Airline-Partnerschaften überprüfen: Airlines mit starken SAF-Programmen bieten Vorteile bei der Nachhaltigkeitskommunikation. Die Lufthansa Group ist hier bereits Marktführer.
Ausblick: Vom Nischenthema zur Notwendigkeit
SAF entwickelt sich von einer Technologie-Vision zu einer geschäftlichen Notwendigkeit. Die IATA strebt CO₂-neutrale internationale Luftfahrt bis 2050 an, wobei SAF laut Prognosen knapp zwei Drittel der notwendigen Emissionsreduktion beitragen soll (Quelle: Die Klimaschutzstrategie der Luftfahrt - Klimaschutz-Portal).
Die Herausforderungen bleiben groß: Eine Analyse warnt vor einer weltweiten SAF-Versorgungslücke bis 2030 (Quelle: Warum die Produktion von SAF nicht vorankommt - move4zero.de). Shell hat Anfang 2024 den Bau einer großen SAF-Produktionsanlage gestoppt – ein Zeichen für die wirtschaftlichen Unsicherheiten. Investoren zögern bei SAF-Projekten wegen ungünstiger Risk-Return-Verhältnisse und fehlender „Bankability“ (Quelle [PDF]: Hemmnisse und Herausforderungen zum Markthochlauf von SAF).
Trotzdem ist der Wandel unumkehrbar: Die gesetzlichen Quoten stehen fest, die Produktionskapazitäten wachsen, und der Markt nimmt Fahrt auf. Unternehmen, die heute strategische Weichen stellen, werden morgen handlungsfähiger sein.
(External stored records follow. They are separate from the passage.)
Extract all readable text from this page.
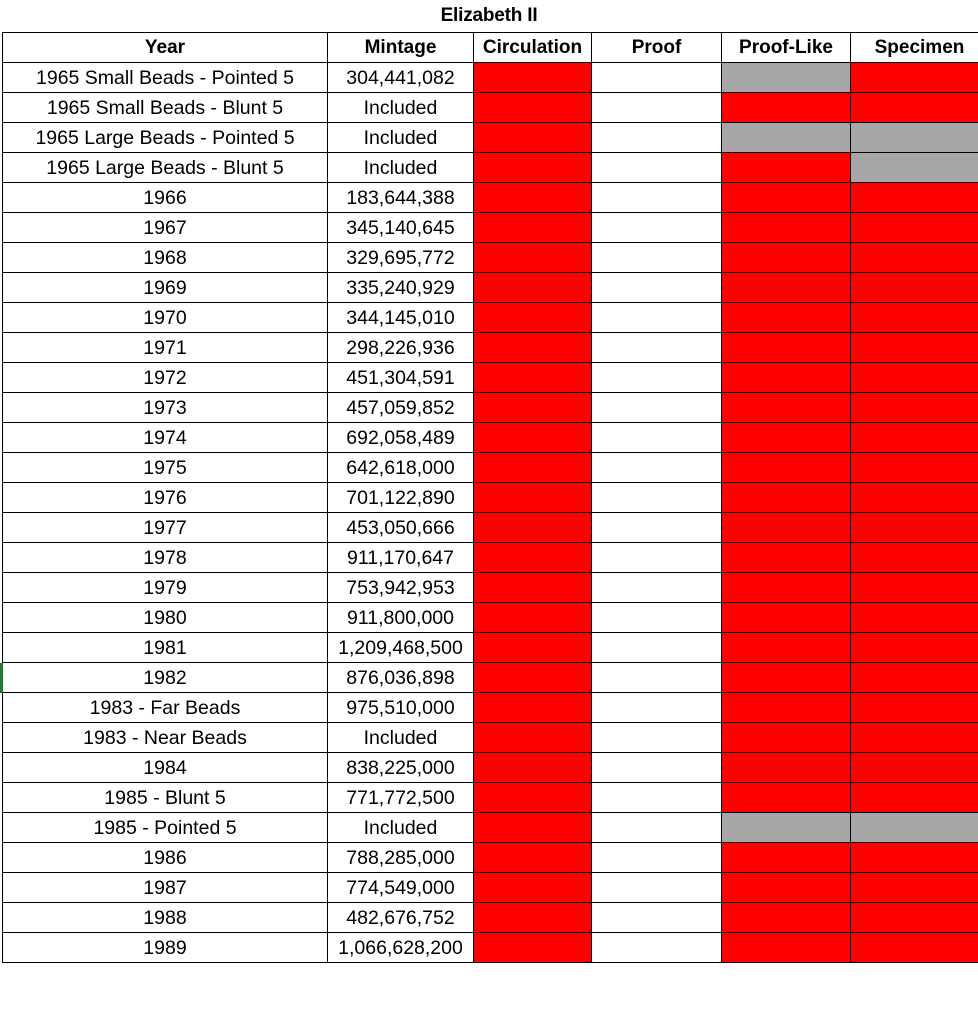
Elizabeth II
Year	Mintage	Circulation	Proof	Proof-Like	Specimen
1965 Small Beads - Pointed 5	304,441,082				
1965 Small Beads - Blunt 5	Included				
1965 Large Beads - Pointed 5	Included				
1965 Large Beads - Blunt 5	Included				
1966	183,644,388				
1967	345,140,645				
1968	329,695,772				
1969	335,240,929				
1970	344,145,010				
1971	298,226,936				
1972	451,304,591				
1973	457,059,852				
1974	692,058,489				
1975	642,618,000				
1976	701,122,890				
1977	453,050,666				
1978	911,170,647				
1979	753,942,953				
1980	911,800,000				
1981	1,209,468,500				
1982	876,036,898				
1983 - Far Beads	975,510,000				
1983 - Near Beads	Included				
1984	838,225,000				
1985 - Blunt 5	771,772,500				
1985 - Pointed 5	Included				
1986	788,285,000				
1987	774,549,000				
1988	482,676,752				
1989	1,066,628,200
SAF ist heute noch Zukunftstechnologie – aber eine Zukunft, die bereits begonnen hat und deren Zeitplan durch klare politische Vorgaben feststeht. Wer sich heute informiert und strategisch vorbereitet, investiert seine Zeit in die Handlungsfähigkeit von morgen. Denn während SAF aktuell noch kaum praktische Relevanz hat, wird es bereits in wenigen Jahren zum Standard im europäischen Luftverkehr – mit erheblichen Auswirkungen auf Kosten, Buchungsverhalten und Nachhaltigkeitsstrategien.